SH-1 modification of rabbit myosin interferes with calcium regulation

Abstract

The reactive thiol of the myosin head, SH-1, can be selectively labelled in glycerinated rabbit muscle fibres. This residue has been used as an attachment site for either fluorescent or spectroscopic probes which report on head movements and orientations in various functional states of muscle. We have specifically modified SH-1in vitro, using purified rabbit myosin and conditions similar to those employed in the labelling of muscle fibres (low ionic strength [40mM NaCl] at 4°C), with stoichiometric amounts of either [¹⁴C]-iodoacetamide, 5-(2((iodoacetyl)amino)ethyl) aminonaphthalene-1-sulphonic acid (IAEDANS), or 4-(2-iodoacetamido-2,2,6,6-tetramethyl piperidinooxyl (IASL). The specificity of modification was determined by measuring the well-defined alterations in the high salt ATPase activities of myosin and by localizing both IAAm and IAEDANS to the 20-kDa C-terminal subfragment 1 (S1) which contains SH-1. The low ionic strength actin-activated Mg²⁺-ATPase of SH-1-modified rabbit myosin was measured in the presence of the thin filament regulatory, complex, troponin-tropomyosin. A significant increase in this activity in the absence of calcium, concomitant with a decrease in activity in the presence of calcium, was observed as the extent of SH-1 modification was incrementally increased from zero to one mole of label bound per mole of SH-1. The elevated myosin Mg²⁺-ATPase, which results from SH-1 modification, does not account for the increased actin-activated Mg²⁺-ATPase in resting conditions (i.e. in the absence of calcium).
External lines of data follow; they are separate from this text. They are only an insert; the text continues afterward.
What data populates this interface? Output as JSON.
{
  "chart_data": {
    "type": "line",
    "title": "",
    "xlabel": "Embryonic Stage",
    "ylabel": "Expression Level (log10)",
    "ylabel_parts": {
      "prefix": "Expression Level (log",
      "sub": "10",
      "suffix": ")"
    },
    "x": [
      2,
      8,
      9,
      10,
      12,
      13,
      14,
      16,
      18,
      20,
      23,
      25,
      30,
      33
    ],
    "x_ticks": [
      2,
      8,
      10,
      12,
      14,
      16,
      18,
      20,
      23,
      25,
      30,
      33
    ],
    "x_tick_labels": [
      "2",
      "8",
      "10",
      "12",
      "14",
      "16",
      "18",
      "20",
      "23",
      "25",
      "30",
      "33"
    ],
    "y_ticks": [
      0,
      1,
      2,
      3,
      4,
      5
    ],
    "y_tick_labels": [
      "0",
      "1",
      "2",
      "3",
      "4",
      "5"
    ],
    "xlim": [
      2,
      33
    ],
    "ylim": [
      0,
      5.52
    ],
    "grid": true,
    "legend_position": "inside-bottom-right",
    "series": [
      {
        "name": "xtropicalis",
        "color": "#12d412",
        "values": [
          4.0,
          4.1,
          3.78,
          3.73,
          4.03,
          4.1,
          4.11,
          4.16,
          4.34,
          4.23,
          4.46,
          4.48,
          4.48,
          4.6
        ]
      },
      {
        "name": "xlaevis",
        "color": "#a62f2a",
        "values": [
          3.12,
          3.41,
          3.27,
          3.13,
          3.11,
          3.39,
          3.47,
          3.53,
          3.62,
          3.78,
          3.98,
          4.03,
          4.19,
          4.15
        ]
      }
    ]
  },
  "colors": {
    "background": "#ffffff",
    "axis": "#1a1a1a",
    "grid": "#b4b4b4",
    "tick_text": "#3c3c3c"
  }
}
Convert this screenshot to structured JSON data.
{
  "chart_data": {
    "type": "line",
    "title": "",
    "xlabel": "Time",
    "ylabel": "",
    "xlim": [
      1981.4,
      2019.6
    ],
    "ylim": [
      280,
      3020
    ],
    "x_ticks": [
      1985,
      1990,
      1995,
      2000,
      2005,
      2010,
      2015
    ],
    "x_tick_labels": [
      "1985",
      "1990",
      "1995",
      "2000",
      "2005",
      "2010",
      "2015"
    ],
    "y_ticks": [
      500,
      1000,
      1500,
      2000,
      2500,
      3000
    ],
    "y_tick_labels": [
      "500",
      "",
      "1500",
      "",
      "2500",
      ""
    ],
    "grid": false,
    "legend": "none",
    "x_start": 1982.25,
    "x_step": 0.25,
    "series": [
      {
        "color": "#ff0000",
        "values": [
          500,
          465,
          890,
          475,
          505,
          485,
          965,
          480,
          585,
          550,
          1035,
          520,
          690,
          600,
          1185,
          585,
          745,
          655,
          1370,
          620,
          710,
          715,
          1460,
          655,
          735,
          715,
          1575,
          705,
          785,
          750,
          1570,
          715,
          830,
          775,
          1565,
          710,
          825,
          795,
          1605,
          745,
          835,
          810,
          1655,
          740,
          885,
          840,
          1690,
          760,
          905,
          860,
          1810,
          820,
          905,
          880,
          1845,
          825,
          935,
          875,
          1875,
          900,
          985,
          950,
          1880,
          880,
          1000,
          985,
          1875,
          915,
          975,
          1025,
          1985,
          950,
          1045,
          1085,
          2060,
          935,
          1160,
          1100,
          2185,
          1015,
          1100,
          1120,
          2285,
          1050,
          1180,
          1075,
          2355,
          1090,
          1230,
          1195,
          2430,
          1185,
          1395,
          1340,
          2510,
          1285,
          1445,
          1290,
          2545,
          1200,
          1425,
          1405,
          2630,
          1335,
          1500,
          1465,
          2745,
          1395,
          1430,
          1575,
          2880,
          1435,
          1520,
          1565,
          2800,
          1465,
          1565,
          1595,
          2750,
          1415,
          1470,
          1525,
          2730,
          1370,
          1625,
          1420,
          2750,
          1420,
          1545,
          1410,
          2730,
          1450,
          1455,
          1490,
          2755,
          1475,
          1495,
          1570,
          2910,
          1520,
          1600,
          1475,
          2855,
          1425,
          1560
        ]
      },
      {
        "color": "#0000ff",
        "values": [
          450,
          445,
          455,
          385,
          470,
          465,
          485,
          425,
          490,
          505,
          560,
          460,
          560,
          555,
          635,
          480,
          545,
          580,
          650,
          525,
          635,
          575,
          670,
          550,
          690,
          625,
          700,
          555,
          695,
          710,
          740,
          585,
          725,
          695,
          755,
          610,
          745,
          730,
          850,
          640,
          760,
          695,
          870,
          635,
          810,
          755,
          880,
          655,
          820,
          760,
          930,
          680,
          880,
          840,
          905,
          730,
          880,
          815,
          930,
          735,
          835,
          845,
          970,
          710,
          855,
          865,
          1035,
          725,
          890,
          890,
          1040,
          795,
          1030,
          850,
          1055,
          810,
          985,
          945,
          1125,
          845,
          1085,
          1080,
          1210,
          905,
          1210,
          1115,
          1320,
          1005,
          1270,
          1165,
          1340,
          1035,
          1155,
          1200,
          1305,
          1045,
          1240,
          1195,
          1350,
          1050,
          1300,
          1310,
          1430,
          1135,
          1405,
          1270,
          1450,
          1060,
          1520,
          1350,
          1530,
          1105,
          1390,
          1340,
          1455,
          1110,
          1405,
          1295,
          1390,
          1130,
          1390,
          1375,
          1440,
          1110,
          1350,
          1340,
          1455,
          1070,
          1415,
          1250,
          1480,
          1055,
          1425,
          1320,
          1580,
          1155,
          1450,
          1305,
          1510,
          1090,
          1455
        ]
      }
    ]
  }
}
Thein vitro actin-activated Mg²⁺-ATPase activities become equal in both active and resting conditions when one mole of SH-1 is modified per mole of myosin head. These results demonstrate that SH-1 is located in a region of the myosin head which plays a part in the calcium-sensitive regulation of the actin-activated Mg²⁺-ATPase by troponin-tropomyosin. These studies also indicate that SH-1-labelled preparations may not be suitable for the analysis of myosin head motion and/or orientation in the resting state.